Addiction Consult Team collaborating to support primary care

August 9, 2021  //  FOUND IN: Our Employees,
Members of the ACT team, L-R: Jillian DiClemente, Yolanda Preston, Emily McCall, Nathan Menke, Michelle Brauninger

Opioid use disorders have continued to rise since the pandemic began — and many of our ambulatory care providers are stepping up to better serve the needs of patients with this chronic disease.

In the past two years, Michigan Medicine has more than tripledthe number of primary care physicians (PCPs) providing treatment to patients with substance use disorders (SUDs), including those using opioids, indicating that an increasing number of doctors in the Department of Family Medicine have stepped up to care for this population.

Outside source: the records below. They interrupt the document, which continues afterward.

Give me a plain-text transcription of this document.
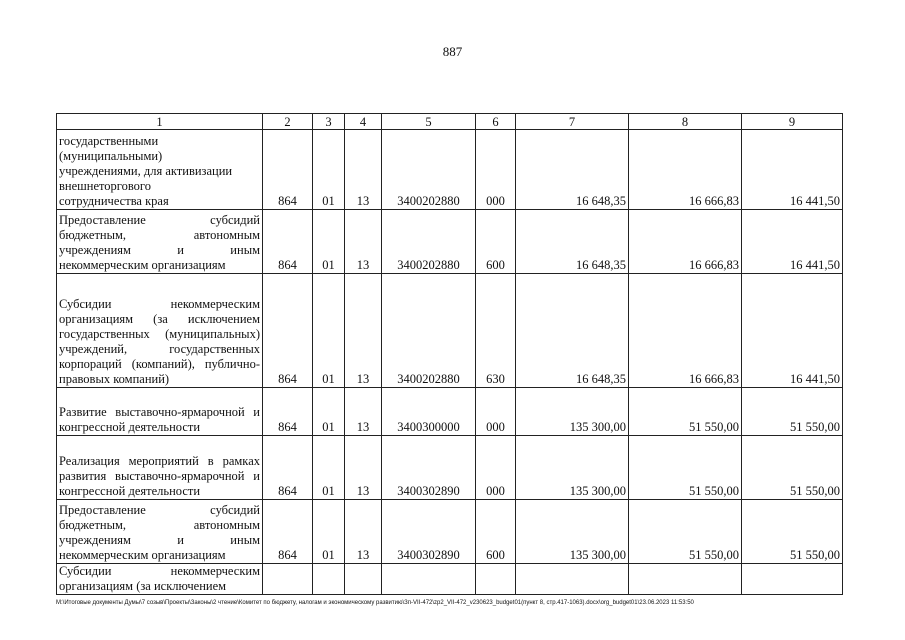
887
1	2	3	4	5	6	7	8	9

государственными
(муниципальными)
учреждениями, для активизации
внешнеторгового
сотрудничества края	864	01	13	3400202880	000	16 648,35	16 666,83	16 441,50

Предоставление субсидий бюджетным, автономным учреждениям и иным некоммерческим организациям	864	01	13	3400202880	600	16 648,35	16 666,83	16 441,50

Субсидии некоммерческим организациям (за исключением государственных (муниципальных) учреждений, государственных корпораций (компаний), публично-правовых компаний)	864	01	13	3400202880	630	16 648,35	16 666,83	16 441,50

Развитие выставочно-ярмарочной и конгрессной деятельности	864	01	13	3400300000	000	135 300,00	51 550,00	51 550,00

Реализация мероприятий в рамках развития выставочно-ярмарочной и конгрессной деятельности	864	01	13	3400302890	000	135 300,00	51 550,00	51 550,00

Предоставление субсидий бюджетным, автономным учреждениям и иным некоммерческим организациям	864	01	13	3400302890	600	135 300,00	51 550,00	51 550,00

Субсидии некоммерческим организациям (за исключением								

M:\Итоговые документы Думы\7 созыв\Проекты\Законы\2 чтение\Комитет по бюджету, налогам и экономическому развитию\Зп-VII-472\zp2_VII-472_v230623_budget01(пункт 8, стр.417-1063).docx\org_budget01\23.06.2023 11:53:50
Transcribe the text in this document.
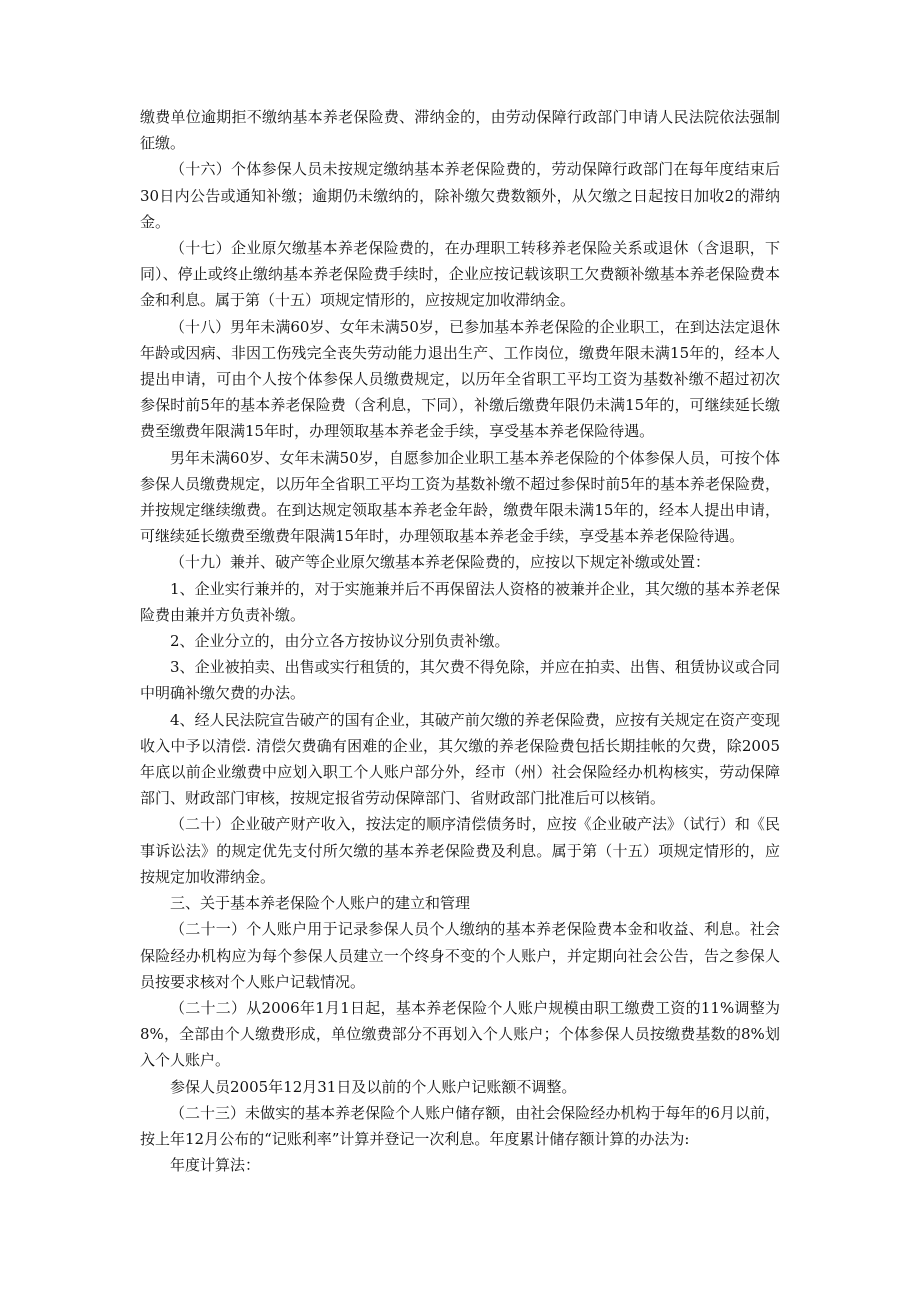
缴费单位逾期拒不缴纳基本养老保险费、滞纳金的，由劳动保障行政部门申请人民法院依法强制征缴。

（十六）个体参保人员未按规定缴纳基本养老保险费的，劳动保障行政部门在每年度结束后30日内公告或通知补缴；逾期仍未缴纳的，除补缴欠费数额外，从欠缴之日起按日加收2的滞纳金。

（十七）企业原欠缴基本养老保险费的，在办理职工转移养老保险关系或退休（含退职，下同）、停止或终止缴纳基本养老保险费手续时，企业应按记载该职工欠费额补缴基本养老保险费本金和利息。属于第（十五）项规定情形的，应按规定加收滞纳金。

（十八）男年未满60岁、女年未满50岁，已参加基本养老保险的企业职工，在到达法定退休年龄或因病、非因工伤残完全丧失劳动能力退出生产、工作岗位，缴费年限未满15年的，经本人提出申请，可由个人按个体参保人员缴费规定，以历年全省职工平均工资为基数补缴不超过初次参保时前5年的基本养老保险费（含利息，下同），补缴后缴费年限仍未满15年的，可继续延长缴费至缴费年限满15年时，办理领取基本养老金手续，享受基本养老保险待遇。

男年未满60岁、女年未满50岁，自愿参加企业职工基本养老保险的个体参保人员，可按个体参保人员缴费规定，以历年全省职工平均工资为基数补缴不超过参保时前5年的基本养老保险费，并按规定继续缴费。在到达规定领取基本养老金年龄，缴费年限未满15年的，经本人提出申请，可继续延长缴费至缴费年限满15年时，办理领取基本养老金手续，享受基本养老保险待遇。

（十九）兼并、破产等企业原欠缴基本养老保险费的，应按以下规定补缴或处置：

1、企业实行兼并的，对于实施兼并后不再保留法人资格的被兼并企业，其欠缴的基本养老保险费由兼并方负责补缴。

2、企业分立的，由分立各方按协议分别负责补缴。

3、企业被拍卖、出售或实行租赁的，其欠费不得免除，并应在拍卖、出售、租赁协议或合同中明确补缴欠费的办法。

4、经人民法院宣告破产的国有企业，其破产前欠缴的养老保险费，应按有关规定在资产变现收入中予以清偿. 清偿欠费确有困难的企业，其欠缴的养老保险费包括长期挂帐的欠费，除2005年底以前企业缴费中应划入职工个人账户部分外，经市（州）社会保险经办机构核实，劳动保障部门、财政部门审核，按规定报省劳动保障部门、省财政部门批准后可以核销。

（二十）企业破产财产收入，按法定的顺序清偿债务时，应按《企业破产法》（试行）和《民事诉讼法》的规定优先支付所欠缴的基本养老保险费及利息。属于第（十五）项规定情形的，应按规定加收滞纳金。

三、关于基本养老保险个人账户的建立和管理

（二十一）个人账户用于记录参保人员个人缴纳的基本养老保险费本金和收益、利息。社会保险经办机构应为每个参保人员建立一个终身不变的个人账户，并定期向社会公告，告之参保人员按要求核对个人账户记载情况。

（二十二）从2006年1月1日起，基本养老保险个人账户规模由职工缴费工资的11%调整为8%，全部由个人缴费形成，单位缴费部分不再划入个人账户；个体参保人员按缴费基数的8%划入个人账户。

参保人员2005年12月31日及以前的个人账户记账额不调整。

（二十三）未做实的基本养老保险个人账户储存额，由社会保险经办机构于每年的6月以前，按上年12月公布的“记账利率”计算并登记一次利息。年度累计储存额计算的办法为:

年度计算法：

“In September 2019, we had only eight PCPs prescribing buprenorphine, which treats opioid dependence, to only 30 patients. Now, we have more than 30 PCPs prescribing to over 120 patients,” said Hae Mi Choe, Pharm.D., chief quality and innovations officer for the U-M Medical Group. “Within family medicine in particular, we’ve seen a significant increase in willingness to treat this chronic disease using this gold standard treatment as part of a patient’s routine primary care.”

Once more PCPs came onboard to care for this population, the next challenge was how to identify and connect patients with SUD to ongoing care — a challenge that is exacerbated by the stigma that such patients face. The Addiction Consult Team (ACT) which successfully launched its SUD treatment services to all emergency departments (EDs) and inpatient facilities in June, decided to take on this challenge. Knowing they could make a difference, the team (which includes a specially-trained physician, social worker, pharmacist, peer recovery coach and nurse navigator) quickly rallied to connect to ongoing primary care and also reach out to discharged hospital patients who could benefit from ACT resources. 

Understanding the patient

To help support PCPs, a dedicated nurse navigator works in partnership with primary care teams for follow up treatments. The most important part of this work is offering a listening ear. 

“I approach each patient with the understanding that they have most likely had many negative experiences in the health care system due to stigma around substance use disorders,” Preston said. “I want to hear their story and show them that I care about what happens to them. If they are ready for treatment, I have a lot of information and resources to share. If they aren’t ready for treatment, I want them to know that if they ever are ready, I am here for them.”

Preston believes that understanding the patient’s story is the first step in reducing the stigma of SUDs.

“My hope is that we can offer the highest standard of care to our patients with SUDs, just like we do for other chronic illnesses,” Preston said. “We want to normalize care for this group of patients. When treated with compassion and evidenced based therapies, people with SUDs can and do get better. That is something providers in the inpatient setting often don’t get to see. They usually only see people in crisis. Because I work in the outpatient setting, I see them in recovery. It’s the best feeling in the world when you have helped someone change their life.”

Reconnecting with discharged patients

In some cases, team members discovered patients who visited the hospital but had missed the opportunity to connect with ACT. Members of the interprofessional team seek out those discharged patients and make calls to offer support services.

“This group can be difficult to connect with because often times they don’t have a working phone,” said peer recovery coach Michelle Brauninger. “When we do reach them, we focus on meeting our patients where they’re at and helping identify their goals. We focus on motivation for recovery and helping to maintain that motivation.” 

A post-discharge call can change a life, according to nurse navigator Yolanda Preston.

“There was a patient that was discharged from the ED on a weekend without ever seeing the ACT,” Preston said. “I was able to reach this patient the day after discharge and coordinate his outpatient treatment with a new primary care physician (PCP) who could continue his treatment with Suboxone, a medication that treats opioid use disorder. This patient has been really successful and told us that we ‘saved his life.’”

Better together

“I would ask all providers and staff at Michigan Medicine to become more knowledgeable in the evidenced-based treatments available for SUDs,” Preston said.

Approximately 20 million people in the U.S. have substance use disorders. Last year, over 93,000 people died of overdoses, and over 70,000 of those involved opioids — the highest number ever seen for opioid-related deaths in one year.

As Preston added: “These are OUR patients. This is OUR community. It may even be our own families. We can do better, and we must do better.”

ACT is on-site for consultation in the hospital setting (adult or pediatrics) from 8 a.m. until 4 p.m., Monday-Friday, and will respond to after-hours consults during business hours. Providers in the outpatient space wanting resources or coordination support with patients on buprenorphine can reach out to Yolanda Preston, nurse navigator, or seek expert consultation through the Michigan Opioid Collaborative.

The ACT service is just one initiative within the three-pronged approach of Rewrite the Script’s response to the opioid crisis. The team is also focused on promoting the use of pain profiles, which capture the patients “pain story” to facilitate pain treatment across the care and life continuum, and expanding non-pharmacologic options for pain including acupuncture, healing touch, aromatherapy, art/music, guided imagery, mindfulness and a greater incorporation of movement.